The Strategic CFO is more than a chief accountant who ensures compliance—they are a strategist, leader, and visionary. We recently launched a new report with ERS, The Strategic CFO: A guide for school districts. The report includes 3 mindsets and 5 core functions shared by CFOs, including a few of our alums, who help their districts change the status quo and align resources to strategy.
One example of a truly Strategic CFO is Ron Steiger (The Broad Residency 2005-2007), Chief Financial Officer of Miami-Dad County Public Schools. Read more about his role and how he approaches his work, remaining focused on students.
What inspired you to pursue your role?
My interest has always been to help solve the large public issues we face as a society. I feel the most important in the long-term is ensuring all our citizens are educated and offered an opportunity to succeed, and thus building and sustaining a strong public education system is where I choose to focus my career. As for my inspiration to be the CFO, my answer is the same as famous bank robber Willie Sutton when asked why he robbed banks…because that’s where the money is. The budget of a large urban school district like Miami-Dade is where academics, community, communications, strategy, human resources and politics all converge, connecting all those in a cohesive and positive way is a role I enjoy.
What initiative are you currently focused on?

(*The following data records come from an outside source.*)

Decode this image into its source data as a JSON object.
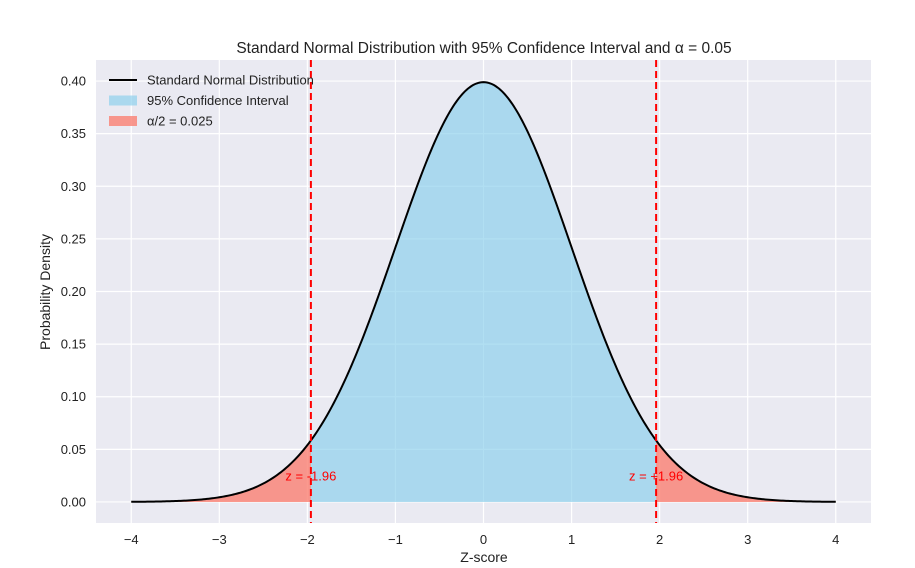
{
  "chart_data": {
    "type": "area",
    "title": "Standard Normal Distribution with 95% Confidence Interval and α = 0.05",
    "xlabel": "Z-score",
    "ylabel": "Probability Density",
    "xlim": [
      -4.4,
      4.4
    ],
    "ylim": [
      -0.02,
      0.42
    ],
    "curve_range": [
      -4,
      4
    ],
    "xticks": [
      -4,
      -3,
      -2,
      -1,
      0,
      1,
      2,
      3,
      4
    ],
    "xtick_labels": [
      "−4",
      "−3",
      "−2",
      "−1",
      "0",
      "1",
      "2",
      "3",
      "4"
    ],
    "yticks": [
      0.0,
      0.05,
      0.1,
      0.15,
      0.2,
      0.25,
      0.3,
      0.35,
      0.4
    ],
    "ytick_labels": [
      "0.00",
      "0.05",
      "0.10",
      "0.15",
      "0.20",
      "0.25",
      "0.30",
      "0.35",
      "0.40"
    ],
    "critical_values": [
      -1.96,
      1.96
    ],
    "series": [
      {
        "name": "Standard Normal Distribution",
        "kind": "line",
        "function": "standard_normal_pdf",
        "mean": 0,
        "std": 1,
        "color": "#000000"
      },
      {
        "name": "95% Confidence Interval",
        "kind": "fill",
        "from": -1.96,
        "to": 1.96,
        "color": "#87ceeb"
      },
      {
        "name": "α/2 = 0.025",
        "kind": "fill",
        "regions": [
          [
            -4,
            -1.96
          ],
          [
            1.96,
            4
          ]
        ],
        "color": "#fa8072"
      }
    ],
    "annotations": [
      {
        "text": "z = -1.96",
        "x": -1.96,
        "y": 0.025,
        "color": "#ff0000"
      },
      {
        "text": "z = +1.96",
        "x": 1.96,
        "y": 0.025,
        "color": "#ff0000"
      }
    ],
    "legend": {
      "position": "upper-left",
      "entries": [
        "Standard Normal Distribution",
        "95% Confidence Interval",
        "α/2 = 0.025"
      ]
    },
    "colors": {
      "background": "#eaeaf2",
      "grid": "#ffffff",
      "curve": "#000000",
      "ci_fill": "#87ceeb",
      "tail_fill": "#fa8072",
      "critical_line": "#ff0000"
    }
  }
}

You mean besides the usual management of a $5.4 billion and 40k employee organization? One of our top priorities from a business management side is eliminating disparity in purchasing for local small and micro African-American, Asian and Women owned vendors. To ensure sustainably strong and healthy public schools, we need strong and healthy communities. One part we play in that effort is working to make sure that our procurement practices go far beyond the legal requirements in getting these historically under-utilized companies to be an integral part in supplying our system’s goods and services. This complicated effort involves getting the entire organization working as one on everything from capacity building, to targeted marketing, to procurement procedural changes; but nothing is as important as indoctrinating the importance of the effort into the culture of the entire organization.
How does your work connect with your organization’s long-term vision?

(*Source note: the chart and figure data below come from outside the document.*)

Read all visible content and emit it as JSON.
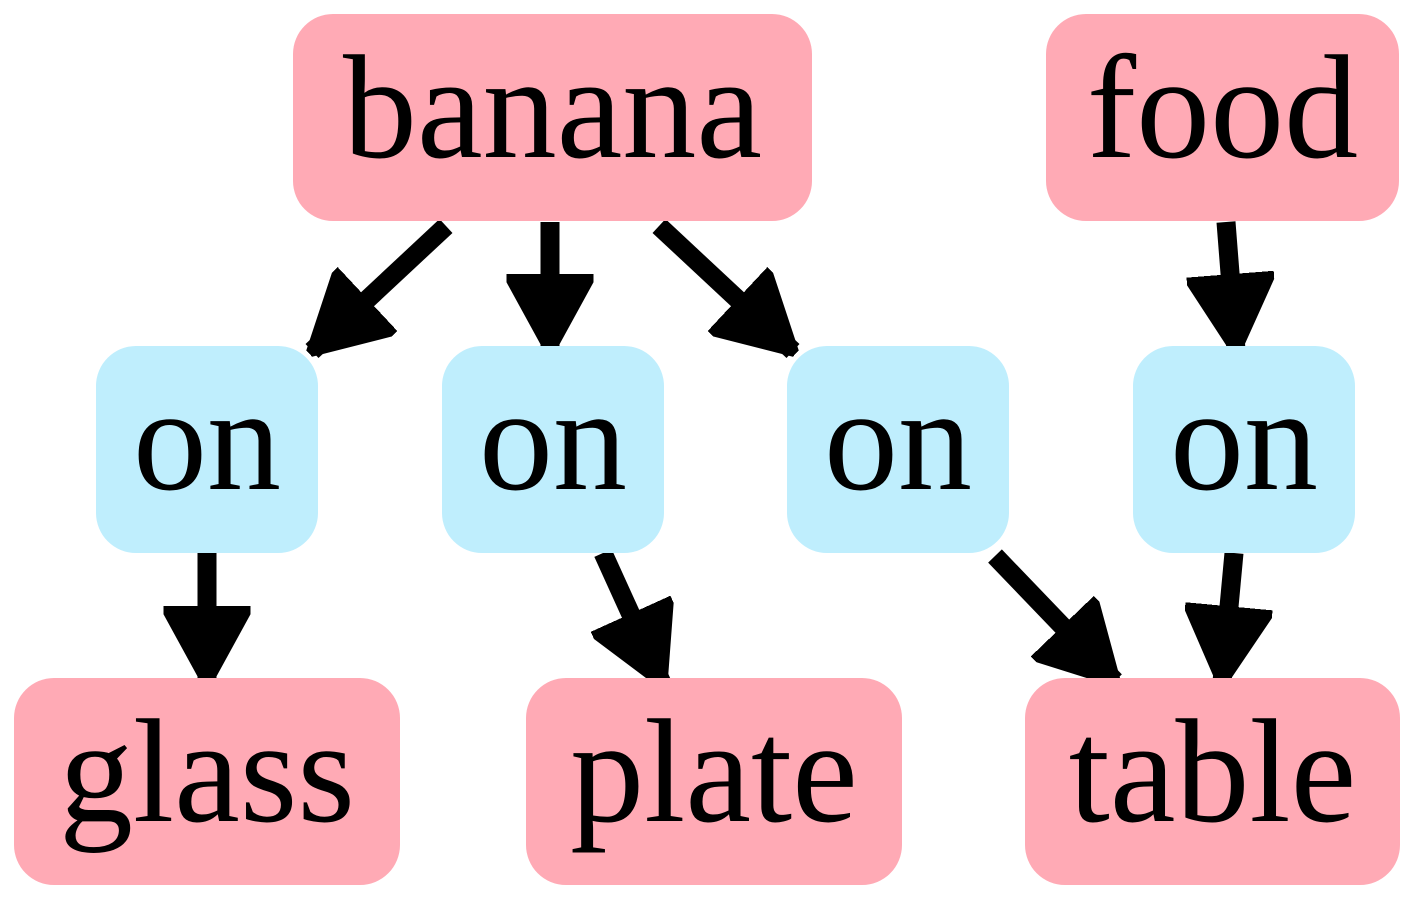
{
  "colors": {
    "object_node": "#ffaab5",
    "relation_node": "#bfeefd",
    "edge": "#000000",
    "text": "#000000"
  },
  "nodes": {
    "banana": {
      "label": "banana",
      "kind": "object"
    },
    "food": {
      "label": "food",
      "kind": "object"
    },
    "on1": {
      "label": "on",
      "kind": "relation"
    },
    "on2": {
      "label": "on",
      "kind": "relation"
    },
    "on3": {
      "label": "on",
      "kind": "relation"
    },
    "on4": {
      "label": "on",
      "kind": "relation"
    },
    "glass": {
      "label": "glass",
      "kind": "object"
    },
    "plate": {
      "label": "plate",
      "kind": "object"
    },
    "table": {
      "label": "table",
      "kind": "object"
    }
  },
  "edges": [
    {
      "from": "banana",
      "to": "on1"
    },
    {
      "from": "banana",
      "to": "on2"
    },
    {
      "from": "banana",
      "to": "on3"
    },
    {
      "from": "food",
      "to": "on4"
    },
    {
      "from": "on1",
      "to": "glass"
    },
    {
      "from": "on2",
      "to": "plate"
    },
    {
      "from": "on3",
      "to": "table"
    },
    {
      "from": "on4",
      "to": "table"
    }
  ]
}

Budget and strategy must be intrinsically linked or there is little hope of any organization’s long-term vision to come to fruition. In Miami-Dade we have spent the past decade using what we call the Values Based Budget approach, where our budget best reflects the values of our entire community, willfully cutting out all things that do not. Our long-term vision is solely focused on student achievement, and through the budget process we have prioritized only those efforts and programs which guide us towards that goal. My continuous work is to help the organization continue on that path despite the strong unrelenting pull to divert our limited resources to solve the short-term issues and distractions that pop-up on a regular basis.

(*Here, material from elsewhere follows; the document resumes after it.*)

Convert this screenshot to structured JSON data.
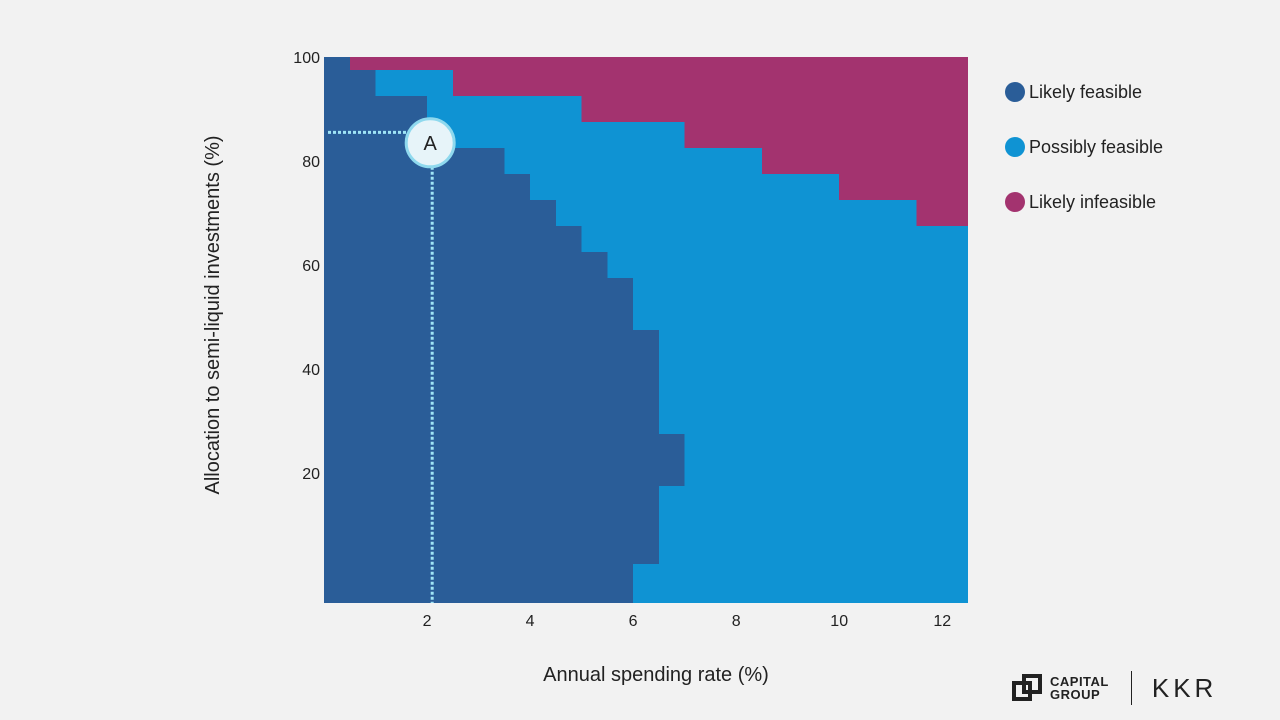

How do you incorporate stakeholders in your financial decisions and planning, both internal (e.g., school leaders) and external (e.g., community members)?
We have found that the annual budget process goes far smoother when the final work product isn’t just the best thinking of cabinet and Finance staff, but a reflection of all stakeholder input, especially school leaders and community members. To that end, we have separate annual committees for both principals and community members that meet on a regular basis to discuss all the financial decisions and planning issues the District is facing. This includes the process all the way from revenue assumptions to final budget recommendations that will go to the Superintendent and School Board. Additionally, we will have Board Member and community workshops and/or town hall meetings to hear additional priorities for consideration by the committees who will eventually each take their decisions to the Superintendent whose final recommendation goes to our elected School Board for approval.
How do you define success within the finance organization?
Our ultimate definition of success is no different than that of every other bureau at Miami-Dade County Public Schools: student achievement. Within Finance, each department has its own metrics upon which it is evaluated, but all together they can be summarized as having a financially healthy organization: from a strong fund balance to a finding-free audit to improved credit ratings to delivery of a world-class health plan. In 2008 our District learned the hard way that when our financial pillar is crumbling, it is near impossible to focus on teaching and learning in a successful way. When our organization is financially healthy it can deliver the results that allow our students to succeed academically, personally and civically.
What aspect of the CFO role most surprised you?
The groupies! Well at least the vast amount of public interest in all parts of the financial operation of the school district.